Wilson, Nancy; Johnson, Steven (Brigham Young University)
Faculty Advisor: Johnson, Steven (Life Sciences, Microbiology & Molecular Biology)
Diabetes is the seventh leading cause of death in the United States today. Between sixty and ninety percent of diabetics also have sleep apnea. Although both sleep apnea and diabetes engender weight gain, the comorbidity of the two conditions is higher than can be explained by obesity alone.
In this study we explore the advantages of and evidence for the coevolution of diabetes and sleep apnea.
There is a metabolic shift that takes place when the cells of the heart need repair. Normally, hypoxic events cause a shift in heart-cell metabolism toward a high-glucose energy use. This shift mechanism is still fully functional in a diabetic heart cell, but because the underlying diabetes shifts the cellular metabolism to a primarily fatty-acid-based energy use, even a normally functioning hypoxia-induced cascade does not lead to full glucose metabolism or normal cellular repair.
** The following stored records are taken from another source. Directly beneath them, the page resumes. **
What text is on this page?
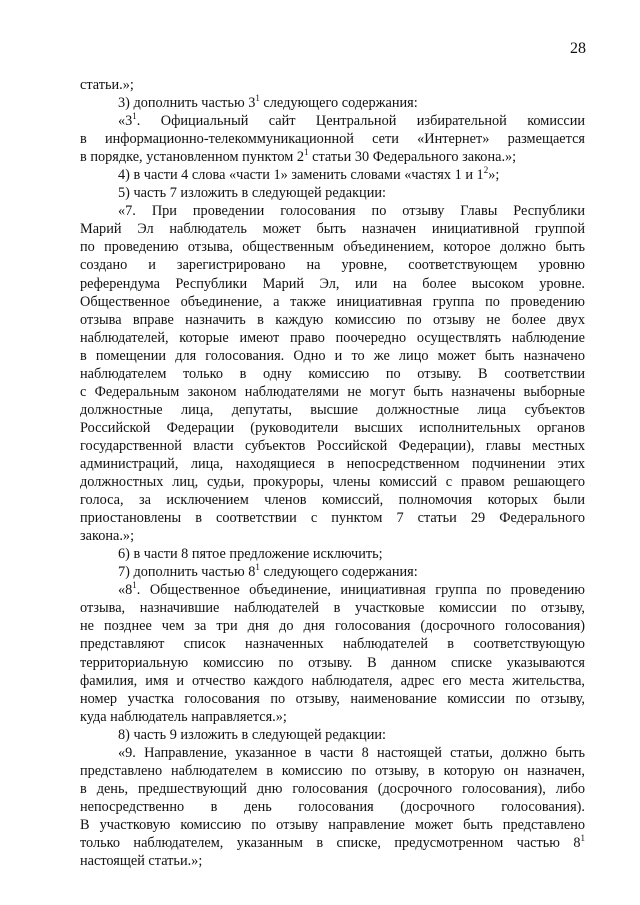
28
статьи.»;
3) дополнить частью $3^1$ следующего содержания:
«$3^1$. Официальный сайт Центральной избирательной комиссии
в информационно-телекоммуникационной сети «Интернет» размещается
в порядке, установленном пунктом $2^1$ статьи 30 Федерального закона.»;
4) в части 4 слова «части 1» заменить словами «частях 1 и $1^2$»;
5) часть 7 изложить в следующей редакции:
«7. При проведении голосования по отзыву Главы Республики
Марий Эл наблюдатель может быть назначен инициативной группой
по проведению отзыва, общественным объединением, которое должно быть
создано и зарегистрировано на уровне, соответствующем уровню
референдума Республики Марий Эл, или на более высоком уровне.
Общественное объединение, а также инициативная группа по проведению
отзыва вправе назначить в каждую комиссию по отзыву не более двух
наблюдателей, которые имеют право поочередно осуществлять наблюдение
в помещении для голосования. Одно и то же лицо может быть назначено
наблюдателем только в одну комиссию по отзыву. В соответствии
с Федеральным законом наблюдателями не могут быть назначены выборные
должностные лица, депутаты, высшие должностные лица субъектов
Российской Федерации (руководители высших исполнительных органов
государственной власти субъектов Российской Федерации), главы местных
администраций, лица, находящиеся в непосредственном подчинении этих
должностных лиц, судьи, прокуроры, члены комиссий с правом решающего
голоса, за исключением членов комиссий, полномочия которых были
приостановлены в соответствии с пунктом 7 статьи 29 Федерального
закона.»;
6) в части 8 пятое предложение исключить;
7) дополнить частью $8^1$ следующего содержания:
«$8^1$. Общественное объединение, инициативная группа по проведению
отзыва, назначившие наблюдателей в участковые комиссии по отзыву,
не позднее чем за три дня до дня голосования (досрочного голосования)
представляют список назначенных наблюдателей в соответствующую
территориальную комиссию по отзыву. В данном списке указываются
фамилия, имя и отчество каждого наблюдателя, адрес его места жительства,
номер участка голосования по отзыву, наименование комиссии по отзыву,
куда наблюдатель направляется.»;
8) часть 9 изложить в следующей редакции:
«9. Направление, указанное в части 8 настоящей статьи, должно быть
представлено наблюдателем в комиссию по отзыву, в которую он назначен,
в день, предшествующий дню голосования (досрочного голосования), либо
непосредственно в день голосования (досрочного голосования).
В участковую комиссию по отзыву направление может быть представлено
только наблюдателем, указанным в списке, предусмотренном частью $8^1$
настоящей статьи.»;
So sleep apnea might serve a useful function in instigating heart tissue repair in cells. This suggests that sleep apnea and diabetes are not just frequently found together, but one condition may be causing the other.
After discussing some of the possible evolutionary drivers for co-adaptation of sleep apnea and diabetes, we examine some of the epigenetic marks associated with the two conditions, laying the groundwork for a better understanding of the underlying etiology.